Eeppure, al di là dei differenti finali, che sembrerebbero proporre morali opposte, la tesi è la stessa: il confine tra la legalità e la ribellione è labile, e ci si può trovare indifferentemente da una parte o dall'altra secondo i capricci del destino. Il poliziotto integerrimo ritrova se stesso solo quando ritrova il ladro, col quale ingaggia una selvaggia lotta senza quartiere, in mezzo ad una natura primaverile che sembra volersi riscattare dalle bassezze umane ma ne viene lordata (il sangue di Murakami ferito che cola goccia a goccia sopra delle margherite)
L'onesto lavoratore alla ricerca di un bieco malfattore trova un ragazzo spaurito e dalla faccia pulita che potrebbe essergli fratello ed assieme a lui perde se stesso.
E' per certi versi desolante che solo situazioni di degrado estremo sembrino rendere possibili queste illuminazioni.
Dobbiamo essere grati ai due grandi maestri che hanno saputo darcene due esempi splendidi, per quanto ardui da far accettare a chi dal cinema pretende solo spettacolo.

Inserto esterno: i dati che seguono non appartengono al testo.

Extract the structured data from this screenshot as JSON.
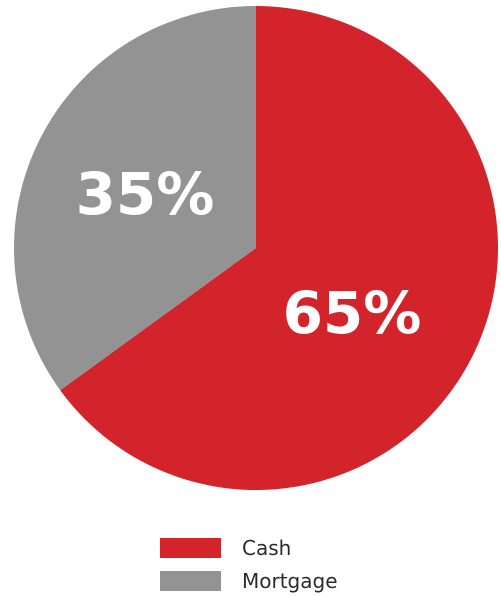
{
  "chart_data": {
    "type": "pie",
    "title": "",
    "slices": [
      {
        "label": "Cash",
        "value": 65,
        "display": "65%",
        "color": "#D2242A"
      },
      {
        "label": "Mortgage",
        "value": 35,
        "display": "35%",
        "color": "#939393"
      }
    ],
    "legend_position": "bottom-center",
    "start_angle_note": "clockwise from 12 o'clock"
  }
}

E' il vecchio poliziotto Sato, che ha il volto sornione e senza età di Takashi Shimura a tirare le fila della trama, citando una vecchia filastrocca:
Passato il torpore
non resta al cane randagio
che una sola strada, dritta.
In quel momento la macchina da presa di Kurosawa sfuma sui binari dove sta correndo il treno, indicando una strada dritta, obbligata ma non per questo facile.